Well, not really six but somehow close to it? I honestly spent the last 3 years of my high school life loving one person. He only saw me as an ‘ate’ (older sister) and we were so close that I can’t even make myself hate on him despite the things that he did. I even helped him to his crush (who happened to be my dorm bunkmate……..) and delivered his letters, gifts, etc. Then suddenly, some months before I graduated, we stopped talking. No fights, no misunderstandings…..we just stopped talking. I entered college and still no signs of him. By the way, he’s a year younger than me.
It took me three years to actually move on and forget about how my heart ached because of him. It took me three years to forget about my love for him. I started to like somebody (but boo he’s younger by two years ugh whyyyyyy) but as I fall deeper, I realized that what if I’m just seeing the first guy in him? I stayed away for some months and then just before the yearend break, that’s when I reassured myself that nope, he isn’t just a shadow of someone from the past.
but then, the first guy reappeared.
we went out. casual. He did all the talking. Honestly, he tried to cope up for the past 3 years. I was elated because finally, he’s making some efforts to catch up. We went out again during my enrollment. We talked for hours and meh, nothing serious.

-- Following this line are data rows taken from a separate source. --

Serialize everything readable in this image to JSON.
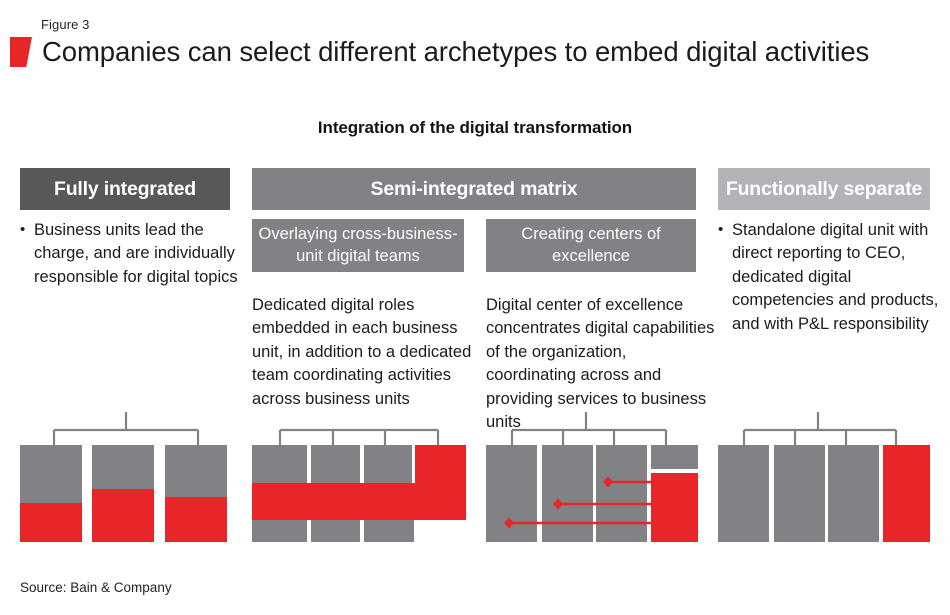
{
  "figure": {
    "label": "Figure 3",
    "title": "Companies can select different archetypes to embed digital activities",
    "accent_color": "#e8262a",
    "gray_dark": "#58585a",
    "gray_mid": "#808285",
    "gray_light": "#b1b3b6",
    "bar_gray": "#808285",
    "bracket_gray": "#808285"
  },
  "chart_subtitle": "Integration of the digital transformation",
  "archetypes": [
    {
      "header": "Fully integrated",
      "header_color": "#58585a",
      "subheaders": [],
      "descriptions": [
        {
          "bulleted": true,
          "text": "Business units lead the charge, and are individually responsible for digital topics"
        }
      ]
    },
    {
      "header": "Semi-integrated matrix",
      "header_color": "#808285",
      "subheaders": [
        "Overlaying cross-business-unit digital teams",
        "Creating centers of excellence"
      ],
      "descriptions": [
        {
          "bulleted": false,
          "text": "Dedicated digital roles embedded in each business unit, in addition to a dedicated team coordinating activities across business units"
        },
        {
          "bulleted": false,
          "text": "Digital center of excellence concentrates digital capabilities of the organization, coordinating across and providing services to business units"
        }
      ]
    },
    {
      "header": "Functionally separate",
      "header_color": "#b1b3b6",
      "subheaders": [],
      "descriptions": [
        {
          "bulleted": true,
          "text": "Standalone digital unit with direct reporting to CEO, dedicated digital competencies and products, and with P&L responsibility"
        }
      ]
    }
  ],
  "source": "Source: Bain & Company",
  "chart_data": {
    "type": "diagram",
    "title": "Integration of the digital transformation",
    "description": "Four org-structure schematics, one per archetype column, showing business-unit bars in gray with digital activity shown in red.",
    "diagrams": [
      {
        "name": "fully-integrated",
        "archetype": "Fully integrated",
        "bracket": {
          "stem": true,
          "drops": [
            0,
            2
          ]
        },
        "units": [
          {
            "index": 0,
            "gray_fraction": 0.62,
            "red_fraction": 0.38,
            "red_position": "bottom"
          },
          {
            "index": 1,
            "gray_fraction": 0.46,
            "red_fraction": 0.54,
            "red_position": "bottom"
          },
          {
            "index": 2,
            "gray_fraction": 0.55,
            "red_fraction": 0.45,
            "red_position": "bottom"
          }
        ]
      },
      {
        "name": "semi-integrated-overlay",
        "archetype": "Semi-integrated matrix / Overlaying cross-business-unit digital teams",
        "bracket": {
          "stem": false,
          "drops": [
            0,
            1,
            2,
            3
          ]
        },
        "units": [
          {
            "index": 0,
            "type": "gray-bar"
          },
          {
            "index": 1,
            "type": "gray-bar"
          },
          {
            "index": 2,
            "type": "gray-bar"
          },
          {
            "index": 3,
            "type": "red-bar-tall"
          }
        ],
        "overlay_band": {
          "color": "#e8262a",
          "orientation": "horizontal",
          "spans_all_units": true
        }
      },
      {
        "name": "semi-integrated-coe",
        "archetype": "Semi-integrated matrix / Creating centers of excellence",
        "bracket": {
          "stem": true,
          "drops": [
            0,
            1,
            2,
            3
          ]
        },
        "units": [
          {
            "index": 0,
            "type": "gray-bar"
          },
          {
            "index": 1,
            "type": "gray-bar"
          },
          {
            "index": 2,
            "type": "gray-bar"
          },
          {
            "index": 3,
            "type": "gray-stub-plus-red-box"
          }
        ],
        "arrows": [
          {
            "from_unit": 2,
            "to": "red-box",
            "level": "upper"
          },
          {
            "from_unit": 1,
            "to": "red-box",
            "level": "middle"
          },
          {
            "from_unit": 0,
            "to": "red-box",
            "level": "lower"
          }
        ],
        "arrow_color": "#e8262a",
        "arrow_head": "diamond"
      },
      {
        "name": "functionally-separate",
        "archetype": "Functionally separate",
        "bracket": {
          "stem": true,
          "drops": [
            0,
            1,
            2,
            3
          ]
        },
        "units": [
          {
            "index": 0,
            "type": "gray-bar"
          },
          {
            "index": 1,
            "type": "gray-bar"
          },
          {
            "index": 2,
            "type": "gray-bar"
          },
          {
            "index": 3,
            "type": "red-bar-full"
          }
        ]
      }
    ]
  }
}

I was so sure about my feelings for the 2nd guy but then again, I can’t force him to like me. I took care of him and I must say that I felt really bad because I somehow took advantage of the situation. NOPE, I DID NOT DO ANYTHING MALICIOUS. Well, sort of. I kissed his forehead…..because I wanted to? I don’t know anything anymore except for the fact that I love him. Yep, not just like…. I think I actually love somebody 🙂
then shit happened.
Guy 1 wanted to court me but lol. He’s just using me as a rebound to his failed rebound. I hate it but I liked something in his ‘deal’. He asked me if I’m seeing somebody. I answered nope. He asked me if I already like someone. I answered yes. He asked if the guy feels the same. I answered “ish?”. Then he asked me to actually ask permission from the guy. If the guy that I like says that he has no plans of courting me then I can allow guy 1. (He already asked my parents about this…..which sucks because they get to know his plans before I did. Honestly, I didn’t think it was fair because he omitted the rebound details….)
Apparently, the guy that I’m into said that he doesn’t have any plans like that which left me devastated. Lol. I hoped for something impossible. Again. What’s new haha. It’s funny how I never learned. Yep, Guy 1’s already courting me but I’m going to turn him down on friday.
I can’t possibly date someone when I know to myself that I love somebody else. Loving someone from afar isn’t something new to me so even if he doesn’t like me the way that I like him, I can say to myself that at least, I didn’t lie to my heart.
To the young man that I cared for when he was drunk, I love you. and these are the words that you’ll never hear from me because I’ll be staying away for a while. I can’t bear to see your face and not breakdown. My heart’s not in a good condition right now (literally and figuratively lol) so I must stay away from depressing things/situations. Thinking about you makes me sad too. Maybe because I became emotionally attached.
To the guy from the past, I’m sorry but i’m no longer a fool for you. I can be a friend but I can’t give you anything more than that.